Carol Danvers as Captain Marvel is fine by me but I am leery, considering what has happened to the first female Captain Marvel, Monica Rambeau. She went from being a major part of the Avengers to an afterthought with altered powers and new names. If Carol is allowed to remain Captain Marvel without all the skeletons in her closet popping back up and go forward, and not dumped the moment some other writer wants to bring back Mar-Vell or Genis, she could become the female star that Marvel has been missing all this time.

Btw, Fear Itself: The Fearless is practically a Valkryie solo series.

Comment by Luke Blanchard on April 2, 2012 at 5:27pm

I'm not sure if the mask, in the lower right image, will be part of the standard costume or not. Making Carol Captain Marvel strikes me as a good solution to the problem of what to do with the name, but I don't think it will be enough to make Carol a real star.

Comment by Luke Blanchard on April 2, 2012 at 8:30pm

Both, probably.

Comment by Luke Blanchard on April 2, 2012 at 8:52pm

Jamie McKelvie has posted that he designed the costume, and that her helmet forms when she needs it.
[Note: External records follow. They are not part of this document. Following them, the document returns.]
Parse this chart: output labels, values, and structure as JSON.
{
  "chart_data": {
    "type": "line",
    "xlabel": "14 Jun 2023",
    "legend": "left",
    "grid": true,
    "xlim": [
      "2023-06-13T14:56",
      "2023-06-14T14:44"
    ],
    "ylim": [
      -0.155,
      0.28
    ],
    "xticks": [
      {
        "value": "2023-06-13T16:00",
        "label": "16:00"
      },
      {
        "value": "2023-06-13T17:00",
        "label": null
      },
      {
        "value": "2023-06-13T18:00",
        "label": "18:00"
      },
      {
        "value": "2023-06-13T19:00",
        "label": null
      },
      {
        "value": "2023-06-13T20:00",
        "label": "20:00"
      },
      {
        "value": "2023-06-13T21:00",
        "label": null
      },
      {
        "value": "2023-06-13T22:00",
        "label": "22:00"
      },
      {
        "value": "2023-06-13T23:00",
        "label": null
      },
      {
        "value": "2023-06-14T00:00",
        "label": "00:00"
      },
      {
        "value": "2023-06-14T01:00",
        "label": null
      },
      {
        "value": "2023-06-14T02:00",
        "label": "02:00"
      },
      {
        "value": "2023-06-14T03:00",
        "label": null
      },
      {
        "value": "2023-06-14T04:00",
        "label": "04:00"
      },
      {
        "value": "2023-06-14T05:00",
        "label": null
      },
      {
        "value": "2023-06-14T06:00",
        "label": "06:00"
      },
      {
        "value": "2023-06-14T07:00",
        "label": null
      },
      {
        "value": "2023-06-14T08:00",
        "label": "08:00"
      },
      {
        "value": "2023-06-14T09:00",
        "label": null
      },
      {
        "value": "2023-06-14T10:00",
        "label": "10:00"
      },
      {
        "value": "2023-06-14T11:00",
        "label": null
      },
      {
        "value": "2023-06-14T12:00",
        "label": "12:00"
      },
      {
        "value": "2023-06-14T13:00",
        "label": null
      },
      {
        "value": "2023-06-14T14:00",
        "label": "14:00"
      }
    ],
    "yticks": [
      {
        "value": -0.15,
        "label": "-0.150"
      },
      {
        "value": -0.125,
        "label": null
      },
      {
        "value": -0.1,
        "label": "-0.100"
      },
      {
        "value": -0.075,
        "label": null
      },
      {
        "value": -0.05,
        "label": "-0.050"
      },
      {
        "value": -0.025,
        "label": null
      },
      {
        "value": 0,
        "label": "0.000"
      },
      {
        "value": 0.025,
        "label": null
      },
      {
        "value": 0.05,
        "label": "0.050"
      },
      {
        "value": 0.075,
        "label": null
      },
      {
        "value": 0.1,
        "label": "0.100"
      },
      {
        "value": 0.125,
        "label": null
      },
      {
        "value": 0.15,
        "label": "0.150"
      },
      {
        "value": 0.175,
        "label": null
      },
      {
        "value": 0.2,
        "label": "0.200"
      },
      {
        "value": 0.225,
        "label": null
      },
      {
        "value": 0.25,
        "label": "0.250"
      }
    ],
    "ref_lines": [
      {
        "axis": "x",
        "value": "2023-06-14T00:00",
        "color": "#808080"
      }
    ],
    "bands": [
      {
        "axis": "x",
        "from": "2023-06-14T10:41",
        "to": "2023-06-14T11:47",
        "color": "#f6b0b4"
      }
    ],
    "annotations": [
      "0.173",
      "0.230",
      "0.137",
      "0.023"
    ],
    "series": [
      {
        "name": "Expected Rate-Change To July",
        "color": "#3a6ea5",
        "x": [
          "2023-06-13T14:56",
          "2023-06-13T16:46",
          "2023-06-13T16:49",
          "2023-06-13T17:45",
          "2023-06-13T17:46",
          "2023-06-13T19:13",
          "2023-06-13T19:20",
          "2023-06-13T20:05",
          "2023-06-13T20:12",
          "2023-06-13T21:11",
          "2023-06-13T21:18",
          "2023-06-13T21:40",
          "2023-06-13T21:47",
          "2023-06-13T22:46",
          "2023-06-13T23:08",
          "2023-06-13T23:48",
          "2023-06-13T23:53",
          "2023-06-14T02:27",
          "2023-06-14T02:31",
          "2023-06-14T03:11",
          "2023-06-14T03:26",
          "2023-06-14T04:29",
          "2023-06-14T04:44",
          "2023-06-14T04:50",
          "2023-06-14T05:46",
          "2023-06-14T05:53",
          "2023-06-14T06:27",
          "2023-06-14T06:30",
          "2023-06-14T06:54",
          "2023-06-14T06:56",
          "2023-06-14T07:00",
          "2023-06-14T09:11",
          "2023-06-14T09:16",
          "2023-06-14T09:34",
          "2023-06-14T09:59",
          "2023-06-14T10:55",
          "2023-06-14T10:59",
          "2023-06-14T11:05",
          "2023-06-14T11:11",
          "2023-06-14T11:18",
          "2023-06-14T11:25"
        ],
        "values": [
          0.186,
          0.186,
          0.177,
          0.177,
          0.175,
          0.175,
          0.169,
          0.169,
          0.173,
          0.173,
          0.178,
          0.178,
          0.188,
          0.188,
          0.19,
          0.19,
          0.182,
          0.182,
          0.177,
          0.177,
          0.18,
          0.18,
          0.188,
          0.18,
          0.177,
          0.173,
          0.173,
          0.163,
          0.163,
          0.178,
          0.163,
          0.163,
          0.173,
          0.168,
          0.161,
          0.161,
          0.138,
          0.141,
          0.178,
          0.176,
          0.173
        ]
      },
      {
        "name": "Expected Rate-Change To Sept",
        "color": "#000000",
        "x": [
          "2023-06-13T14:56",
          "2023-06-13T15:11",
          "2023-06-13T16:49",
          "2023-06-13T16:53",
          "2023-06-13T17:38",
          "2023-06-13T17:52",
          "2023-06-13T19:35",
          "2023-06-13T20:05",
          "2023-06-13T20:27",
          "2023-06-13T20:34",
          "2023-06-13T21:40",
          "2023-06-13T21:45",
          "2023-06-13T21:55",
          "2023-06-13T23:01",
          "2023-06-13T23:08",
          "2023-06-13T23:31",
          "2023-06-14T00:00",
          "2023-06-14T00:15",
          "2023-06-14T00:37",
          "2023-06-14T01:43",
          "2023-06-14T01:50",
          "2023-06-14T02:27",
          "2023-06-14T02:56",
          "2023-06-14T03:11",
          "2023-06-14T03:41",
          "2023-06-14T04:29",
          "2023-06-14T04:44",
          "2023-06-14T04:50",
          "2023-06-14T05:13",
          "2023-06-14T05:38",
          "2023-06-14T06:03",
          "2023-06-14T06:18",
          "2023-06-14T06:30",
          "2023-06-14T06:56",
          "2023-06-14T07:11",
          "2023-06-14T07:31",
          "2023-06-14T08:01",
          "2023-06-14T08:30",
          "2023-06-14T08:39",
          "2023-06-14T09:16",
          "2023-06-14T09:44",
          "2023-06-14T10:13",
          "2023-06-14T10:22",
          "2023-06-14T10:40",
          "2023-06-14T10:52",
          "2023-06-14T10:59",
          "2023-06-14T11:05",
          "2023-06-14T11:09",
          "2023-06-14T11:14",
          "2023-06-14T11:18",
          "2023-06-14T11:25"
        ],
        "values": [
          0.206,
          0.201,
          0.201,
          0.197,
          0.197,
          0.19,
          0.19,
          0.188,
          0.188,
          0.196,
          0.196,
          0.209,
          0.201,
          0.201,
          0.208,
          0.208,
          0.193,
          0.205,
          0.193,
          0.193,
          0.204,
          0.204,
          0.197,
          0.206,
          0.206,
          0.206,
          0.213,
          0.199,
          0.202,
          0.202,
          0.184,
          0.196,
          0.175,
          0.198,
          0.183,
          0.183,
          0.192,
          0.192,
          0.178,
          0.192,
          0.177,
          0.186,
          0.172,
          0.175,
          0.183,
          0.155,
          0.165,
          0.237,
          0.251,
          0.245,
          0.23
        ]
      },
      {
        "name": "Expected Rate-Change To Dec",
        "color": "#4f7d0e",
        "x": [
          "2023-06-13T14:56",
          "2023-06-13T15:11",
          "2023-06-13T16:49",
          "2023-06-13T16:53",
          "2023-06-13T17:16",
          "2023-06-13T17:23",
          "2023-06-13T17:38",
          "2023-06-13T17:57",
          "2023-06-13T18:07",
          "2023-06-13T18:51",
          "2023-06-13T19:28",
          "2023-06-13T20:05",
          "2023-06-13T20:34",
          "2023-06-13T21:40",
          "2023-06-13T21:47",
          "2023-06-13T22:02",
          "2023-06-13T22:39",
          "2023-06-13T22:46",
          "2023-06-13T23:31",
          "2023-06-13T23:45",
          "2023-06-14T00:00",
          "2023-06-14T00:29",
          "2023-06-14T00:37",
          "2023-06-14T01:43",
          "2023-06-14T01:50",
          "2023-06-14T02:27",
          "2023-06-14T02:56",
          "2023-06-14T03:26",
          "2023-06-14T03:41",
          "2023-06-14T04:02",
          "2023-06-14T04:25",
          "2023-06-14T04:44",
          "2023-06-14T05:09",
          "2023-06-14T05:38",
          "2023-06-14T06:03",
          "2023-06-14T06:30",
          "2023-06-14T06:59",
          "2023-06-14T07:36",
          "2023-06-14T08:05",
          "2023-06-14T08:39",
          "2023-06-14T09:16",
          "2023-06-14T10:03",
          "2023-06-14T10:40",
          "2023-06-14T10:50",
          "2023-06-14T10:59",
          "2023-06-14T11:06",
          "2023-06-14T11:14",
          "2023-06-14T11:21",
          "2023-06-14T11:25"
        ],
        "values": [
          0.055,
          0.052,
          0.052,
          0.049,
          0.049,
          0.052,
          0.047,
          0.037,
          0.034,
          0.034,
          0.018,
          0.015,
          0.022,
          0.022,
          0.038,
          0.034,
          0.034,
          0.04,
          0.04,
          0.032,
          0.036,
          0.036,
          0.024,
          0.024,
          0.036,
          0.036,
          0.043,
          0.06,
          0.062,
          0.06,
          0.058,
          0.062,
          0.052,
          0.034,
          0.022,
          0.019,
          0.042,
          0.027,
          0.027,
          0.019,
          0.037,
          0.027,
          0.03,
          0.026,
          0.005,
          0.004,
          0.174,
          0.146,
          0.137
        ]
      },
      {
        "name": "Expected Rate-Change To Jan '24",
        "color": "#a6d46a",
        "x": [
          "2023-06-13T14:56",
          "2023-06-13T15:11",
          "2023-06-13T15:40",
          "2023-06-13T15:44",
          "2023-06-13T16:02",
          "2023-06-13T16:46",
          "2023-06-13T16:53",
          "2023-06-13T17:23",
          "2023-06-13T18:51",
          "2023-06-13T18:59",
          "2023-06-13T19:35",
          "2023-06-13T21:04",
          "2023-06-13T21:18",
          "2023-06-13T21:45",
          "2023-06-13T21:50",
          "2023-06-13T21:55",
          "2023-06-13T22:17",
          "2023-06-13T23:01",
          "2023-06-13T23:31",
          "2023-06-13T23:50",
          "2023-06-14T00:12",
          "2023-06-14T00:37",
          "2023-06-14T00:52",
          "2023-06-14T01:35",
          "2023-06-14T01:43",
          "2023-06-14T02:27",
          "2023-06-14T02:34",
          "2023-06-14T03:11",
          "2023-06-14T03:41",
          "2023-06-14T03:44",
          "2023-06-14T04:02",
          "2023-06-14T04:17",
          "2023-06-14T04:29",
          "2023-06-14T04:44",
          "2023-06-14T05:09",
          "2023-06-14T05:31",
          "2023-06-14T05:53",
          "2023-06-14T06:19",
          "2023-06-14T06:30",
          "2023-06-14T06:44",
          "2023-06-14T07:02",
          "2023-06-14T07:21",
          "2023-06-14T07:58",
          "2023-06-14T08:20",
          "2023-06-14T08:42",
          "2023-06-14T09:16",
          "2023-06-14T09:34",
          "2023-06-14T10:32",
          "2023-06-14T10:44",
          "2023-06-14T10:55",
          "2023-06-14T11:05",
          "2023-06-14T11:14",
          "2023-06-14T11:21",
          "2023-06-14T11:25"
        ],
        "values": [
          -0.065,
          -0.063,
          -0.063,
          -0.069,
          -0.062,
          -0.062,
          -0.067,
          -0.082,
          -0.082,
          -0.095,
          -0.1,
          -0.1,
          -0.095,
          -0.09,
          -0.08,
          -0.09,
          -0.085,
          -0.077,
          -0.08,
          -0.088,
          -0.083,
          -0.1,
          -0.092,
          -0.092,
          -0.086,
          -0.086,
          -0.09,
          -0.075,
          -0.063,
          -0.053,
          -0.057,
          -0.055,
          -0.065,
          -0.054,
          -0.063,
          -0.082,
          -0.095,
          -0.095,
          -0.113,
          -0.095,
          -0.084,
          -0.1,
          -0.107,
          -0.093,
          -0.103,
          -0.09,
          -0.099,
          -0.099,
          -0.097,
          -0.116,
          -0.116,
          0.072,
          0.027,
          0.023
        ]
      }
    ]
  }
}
He also has images of the costume by himself (I believe) and Terry and Rachel Dodson where I think it comes off better than in the covers in the above article, which are apparently by Ed McGuinness. See the posts for 17-31 Mar 12.

Comment by Figserello on April 2, 2012 at 8:59pm

I love McKelvie's work there.  He is a marvelous artist, who knows how to give the images room to breathe.  The costume is a pretty good one.  She looks like she means business.


I might buy it if the art is by McKelvie.  Ed McGuinness can also be a wonderful artist, but needs to choose his projects better.